If the US income is in joint names then this will change.


----------



## NathanMerka (Oct 4, 2015)

Thanks JandE,

I am still very confused about how my Tax situation will play out. Wife and I are both US Citizens with Permanent Resident status in Australia. Since I will live in Australia, but all work income is from US, I am so confused. I guess I have tax questions regarding both Countries. 
There is a tax treaty with US and Australia, so I will not pay taxes in both Countries? Do I pay in the country I live, or the country I work? Who gets my money!
When I file US taxes, I assume it gets reduced to zero with the Foreign Earned Income Exclusion, Foreign Tax Credit and Foreign Housing Allowance? So If I would not pay income taxes to the US, how to do I get back taxes taken from my US paycheck since it was W2?
When I files Australia taxes, I am aware of the chart that that specifies the tax %. Is that on Gross Income, or Adjusted Gross Income. Does Australia have deductions and credits to adjust taxable income and liability? Do you get a credit/deduction for children?
I know these are very specific questions, and I will need to contact an accountant with experience, but wanted to get some info before calling so I can ask the right questions.


----------



## JandE (Jul 17, 2015)

Australian tax is basically a simple one rate fits all, but with deductions for some allowable expenses dependant on your occupation.

There are no allowances for children etc, like in some countries. 
A different department will pay the child allowances fortnightly to those who are eligible.

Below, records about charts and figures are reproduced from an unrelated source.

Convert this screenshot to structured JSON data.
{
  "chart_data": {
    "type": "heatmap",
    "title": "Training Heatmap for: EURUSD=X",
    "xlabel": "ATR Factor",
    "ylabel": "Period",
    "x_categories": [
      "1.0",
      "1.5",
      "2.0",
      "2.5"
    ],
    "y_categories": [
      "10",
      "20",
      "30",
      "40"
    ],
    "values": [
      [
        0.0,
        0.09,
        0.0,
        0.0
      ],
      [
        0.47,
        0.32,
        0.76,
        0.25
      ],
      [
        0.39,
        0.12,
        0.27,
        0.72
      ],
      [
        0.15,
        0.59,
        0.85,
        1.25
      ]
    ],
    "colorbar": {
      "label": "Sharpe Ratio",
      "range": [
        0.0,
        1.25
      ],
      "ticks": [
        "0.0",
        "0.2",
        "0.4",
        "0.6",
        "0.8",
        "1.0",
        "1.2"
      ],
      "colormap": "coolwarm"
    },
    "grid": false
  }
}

I normally did UK and Aus tax comparisons, but have no knowledge of US tax workings. Normally the place of residence will get your tax, but I also know that the US needs tax returns done for its people who reside and work overseas, at least in some countries.

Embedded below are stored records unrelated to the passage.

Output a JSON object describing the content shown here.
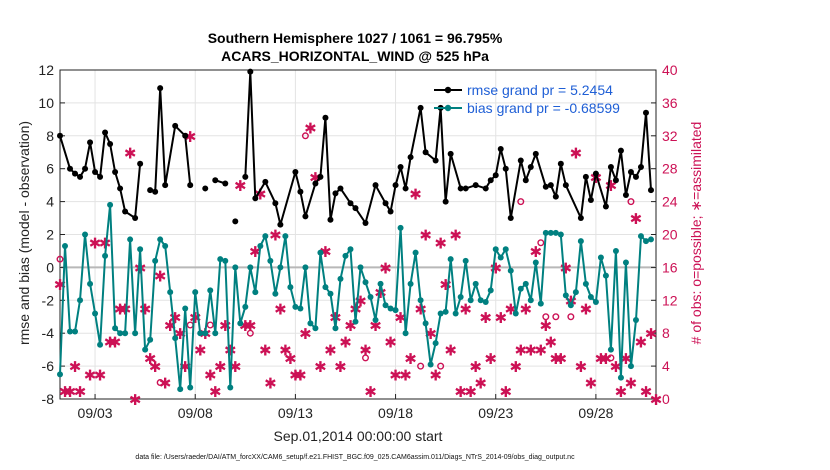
{
  "chart_data": {
    "type": "line",
    "title": "Southern Hemisphere 1027 / 1061 = 96.795%",
    "subtitle": "ACARS_HORIZONTAL_WIND @ 525 hPa",
    "xlabel": "Sep.01,2014 00:00:00 start",
    "ylabel": "rmse and bias (model - observation)",
    "y2label": "# of obs: o=possible; ∗=assimilated",
    "footnote": "data file: /Users/raeder/DAI/ATM_forcXX/CAM6_setup/f.e21.FHIST_BGC.f09_025.CAM6assim.011/Diags_NTrS_2014-09/obs_diag_output.nc",
    "xlim": [
      1.25,
      31.0
    ],
    "ylim": [
      -8,
      12
    ],
    "y2lim": [
      0,
      40
    ],
    "grid": true,
    "legend_position": "top-right",
    "xticks": [
      {
        "value": 3,
        "label": "09/03"
      },
      {
        "value": 8,
        "label": "09/08"
      },
      {
        "value": 13,
        "label": "09/13"
      },
      {
        "value": 18,
        "label": "09/18"
      },
      {
        "value": 23,
        "label": "09/23"
      },
      {
        "value": 28,
        "label": "09/28"
      }
    ],
    "yticks": [
      -8,
      -6,
      -4,
      -2,
      0,
      2,
      4,
      6,
      8,
      10,
      12
    ],
    "y2ticks": [
      0,
      4,
      8,
      12,
      16,
      20,
      24,
      28,
      32,
      36,
      40
    ],
    "colors": {
      "rmse": "#000000",
      "bias": "#008080",
      "obs": "#cc1155",
      "legend_text": "#1f5fd6",
      "zero_line": "#b8b8b8"
    },
    "series": [
      {
        "name": "rmse grand pr = 5.2454",
        "key": "rmse",
        "x": [
          1.25,
          1.75,
          2.0,
          2.25,
          2.5,
          2.75,
          3.0,
          3.25,
          3.5,
          3.75,
          4.0,
          4.25,
          4.5,
          5.0,
          5.25,
          5.5,
          5.75,
          6.0,
          6.25,
          6.5,
          7.0,
          7.5,
          7.75,
          8.0,
          8.5,
          8.75,
          9.0,
          9.5,
          9.75,
          10.0,
          10.25,
          10.5,
          10.75,
          11.0,
          11.5,
          12.0,
          12.25,
          13.0,
          13.25,
          13.5,
          14.0,
          14.25,
          14.5,
          14.75,
          15.0,
          15.25,
          15.75,
          16.0,
          16.5,
          17.0,
          17.5,
          17.75,
          18.0,
          18.25,
          18.5,
          18.75,
          19.25,
          19.5,
          20.0,
          20.25,
          20.5,
          20.75,
          21.25,
          21.5,
          22.0,
          22.5,
          22.75,
          23.0,
          23.25,
          23.5,
          23.75,
          24.25,
          24.5,
          24.75,
          25.0,
          25.5,
          25.75,
          26.0,
          26.25,
          26.5,
          27.25,
          27.5,
          27.75,
          28.0,
          28.5,
          28.75,
          29.0,
          29.25,
          29.5,
          29.75,
          30.0,
          30.25,
          30.5,
          30.75
        ],
        "y": [
          8.0,
          6.0,
          5.7,
          5.5,
          6.0,
          7.6,
          5.8,
          5.5,
          8.2,
          7.5,
          5.8,
          4.8,
          3.4,
          3.0,
          6.3,
          null,
          4.7,
          4.6,
          10.9,
          5.0,
          8.6,
          8.0,
          5.0,
          null,
          4.8,
          null,
          5.3,
          5.1,
          null,
          2.8,
          null,
          5.5,
          11.9,
          4.2,
          5.2,
          3.9,
          2.6,
          5.8,
          4.6,
          3.1,
          5.1,
          5.5,
          9.1,
          2.9,
          4.5,
          4.8,
          3.9,
          3.6,
          2.7,
          5.0,
          3.9,
          3.4,
          5.0,
          6.1,
          4.8,
          6.7,
          9.7,
          7.0,
          6.5,
          9.7,
          4.0,
          6.9,
          4.8,
          4.8,
          5.0,
          4.8,
          5.3,
          5.6,
          7.2,
          6.0,
          3.0,
          6.5,
          5.3,
          6.1,
          6.9,
          4.9,
          5.0,
          4.3,
          6.3,
          5.0,
          3.0,
          5.5,
          4.1,
          5.7,
          3.7,
          6.1,
          5.3,
          7.1,
          4.4,
          5.8,
          5.5,
          6.1,
          9.4,
          4.7
        ]
      },
      {
        "name": "bias grand pr = -0.68599",
        "key": "bias",
        "x": [
          1.25,
          1.5,
          1.75,
          2.0,
          2.25,
          2.5,
          2.75,
          3.0,
          3.25,
          3.5,
          3.75,
          4.0,
          4.25,
          4.5,
          4.75,
          5.0,
          5.25,
          5.5,
          5.75,
          6.0,
          6.25,
          6.5,
          6.75,
          7.0,
          7.25,
          7.5,
          7.75,
          8.0,
          8.25,
          8.5,
          8.75,
          9.0,
          9.25,
          9.5,
          9.75,
          10.0,
          10.25,
          10.5,
          10.75,
          11.0,
          11.25,
          11.5,
          11.75,
          12.0,
          12.25,
          12.5,
          12.75,
          13.0,
          13.25,
          13.5,
          13.75,
          14.0,
          14.25,
          14.5,
          14.75,
          15.0,
          15.25,
          15.5,
          15.75,
          16.0,
          16.25,
          16.5,
          16.75,
          17.0,
          17.25,
          17.5,
          17.75,
          18.0,
          18.25,
          18.5,
          18.75,
          19.0,
          19.25,
          19.5,
          19.75,
          20.0,
          20.25,
          20.5,
          20.75,
          21.0,
          21.25,
          21.5,
          21.75,
          22.0,
          22.25,
          22.5,
          22.75,
          23.0,
          23.25,
          23.5,
          23.75,
          24.0,
          24.25,
          24.5,
          24.75,
          25.0,
          25.25,
          25.5,
          25.75,
          26.0,
          26.25,
          26.5,
          26.75,
          27.0,
          27.25,
          27.5,
          27.75,
          28.0,
          28.25,
          28.5,
          28.75,
          29.0,
          29.25,
          29.5,
          29.75,
          30.0,
          30.25,
          30.5,
          30.75
        ],
        "y": [
          -6.5,
          1.3,
          -3.9,
          -3.9,
          -2.0,
          2.0,
          -1.0,
          -2.8,
          -4.7,
          0.7,
          3.8,
          -3.7,
          -4.0,
          -4.0,
          1.7,
          -4.0,
          1.1,
          -5.0,
          -4.4,
          0.4,
          1.7,
          1.3,
          -1.5,
          -4.3,
          -7.4,
          -2.5,
          -7.3,
          -1.5,
          -4.0,
          -4.0,
          -1.4,
          -4.0,
          0.5,
          0.4,
          -7.3,
          0.0,
          -3.4,
          -2.4,
          0.0,
          -1.5,
          1.3,
          1.9,
          0.4,
          -1.6,
          0.0,
          1.9,
          -1.2,
          -2.4,
          -2.5,
          0.0,
          -3.4,
          -3.7,
          0.9,
          -1.2,
          -1.6,
          -3.7,
          -0.7,
          0.7,
          1.1,
          -3.3,
          0.0,
          -0.9,
          -1.8,
          -3.2,
          -1.0,
          -2.3,
          -2.5,
          -2.6,
          2.4,
          -4.0,
          -1.0,
          0.9,
          -2.0,
          -3.4,
          -5.9,
          -4.6,
          -2.8,
          -2.7,
          0.5,
          -2.8,
          -1.8,
          0.4,
          -2.0,
          -1.0,
          -2.0,
          -2.1,
          -1.4,
          1.1,
          0.6,
          1.1,
          -0.2,
          -2.8,
          -1.3,
          -1.0,
          -2.0,
          0.3,
          -2.2,
          2.1,
          2.1,
          2.1,
          2.0,
          -1.7,
          -2.3,
          -1.5,
          1.6,
          -1.0,
          -1.8,
          -2.1,
          0.6,
          -0.5,
          -5.0,
          1.0,
          -6.7,
          0.3,
          -6.0,
          -3.2,
          1.9,
          1.6,
          1.7
        ]
      }
    ],
    "obs_assimilated": {
      "name": "assimilated",
      "x": [
        1.25,
        1.5,
        1.75,
        2.0,
        2.25,
        2.75,
        3.0,
        3.25,
        3.5,
        3.75,
        4.0,
        4.25,
        4.5,
        4.75,
        5.0,
        5.25,
        5.5,
        5.75,
        6.0,
        6.25,
        6.5,
        6.75,
        7.0,
        7.25,
        7.5,
        7.75,
        8.0,
        8.25,
        8.5,
        8.75,
        9.0,
        9.25,
        9.5,
        9.75,
        10.0,
        10.25,
        10.5,
        10.75,
        11.0,
        11.25,
        11.5,
        11.75,
        12.0,
        12.25,
        12.5,
        12.75,
        13.0,
        13.25,
        13.5,
        13.75,
        14.0,
        14.25,
        14.5,
        14.75,
        15.0,
        15.25,
        15.5,
        15.75,
        16.0,
        16.25,
        16.5,
        16.75,
        17.0,
        17.25,
        17.5,
        17.75,
        18.0,
        18.25,
        18.5,
        18.75,
        19.0,
        19.25,
        19.5,
        19.75,
        20.0,
        20.25,
        20.5,
        20.75,
        21.0,
        21.25,
        21.5,
        21.75,
        22.0,
        22.25,
        22.5,
        22.75,
        23.0,
        23.25,
        23.5,
        23.75,
        24.0,
        24.25,
        24.5,
        24.75,
        25.0,
        25.25,
        25.5,
        25.75,
        26.0,
        26.25,
        26.5,
        26.75,
        27.0,
        27.25,
        27.5,
        27.75,
        28.0,
        28.25,
        28.5,
        28.75,
        29.0,
        29.25,
        29.5,
        29.75,
        30.0,
        30.25,
        30.5,
        30.75,
        31.0
      ],
      "y": [
        14,
        1,
        1,
        4,
        1,
        3,
        19,
        3,
        19,
        7,
        7,
        11,
        11,
        30,
        0,
        16,
        11,
        5,
        4,
        15,
        2,
        9,
        10,
        8,
        4,
        32,
        10,
        6,
        8,
        3,
        1,
        4,
        9,
        6,
        4,
        26,
        9,
        9,
        18,
        25,
        6,
        2,
        20,
        11,
        6,
        5,
        3,
        3,
        8,
        33,
        27,
        4,
        18,
        6,
        10,
        4,
        7,
        9,
        11,
        12,
        6,
        1,
        9,
        13,
        16,
        7,
        3,
        10,
        3,
        5,
        25,
        11,
        20,
        8,
        3,
        19,
        14,
        6,
        20,
        1,
        11,
        1,
        4,
        2,
        10,
        5,
        16,
        10,
        1,
        11,
        4,
        6,
        11,
        6,
        18,
        6,
        9,
        7,
        5,
        5,
        16,
        12,
        30,
        4,
        11,
        2,
        27,
        5,
        5,
        26,
        4,
        1,
        5,
        2,
        22,
        7,
        1,
        8,
        0
      ]
    },
    "obs_possible": {
      "name": "possible",
      "x": [
        1.25,
        6.25,
        7.75,
        8.75,
        10.75,
        13.5,
        16.5,
        19.25,
        20.25,
        24.25,
        25.25,
        25.5,
        26.0,
        26.75,
        28.75,
        29.75
      ],
      "y": [
        17,
        2,
        9,
        9,
        8,
        32,
        5,
        4,
        4,
        24,
        19,
        10,
        10,
        10,
        5,
        24
      ]
    }
  }
}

You will need a proper accountant who knows both countries systems. Not the common H&R Block type tax agents.

You also need to see if your income from USA can be split somehow between husband and wife before it arrives in Aus, but that only applies if Australia will be the highest taxation figure, and you can receive it as untaxed at source in the US.
You mentioned you get Shareholders income, if these shares were split between husband and wife, then the tax would be lowered.

A good accountant will know exactly what questions to ask you, to get the right results.


----------



## miawilson (Dec 28, 2015)

I think I also have the same concern for my husband, although we are not yet permanent residents of Australia. Where should he pay income taxes?


----------



## JandE (Jul 17, 2015)

miawilson said:


> I think I also have the same concern for my husband, although we are not yet permanent residents of Australia. Where should he pay income taxes?


Once tax resident in Australia he will pay Australian tax on his income, and offset that against any tax liability to the US.

With the complex tax structure that the US government has for taxing overseas Americans, I think you will need a specialist...


----------



## Jim2016 (Mar 24, 2016)

Hi Nathan ... have you had a look around the Australian Taxation Office (ATO) website ?


----------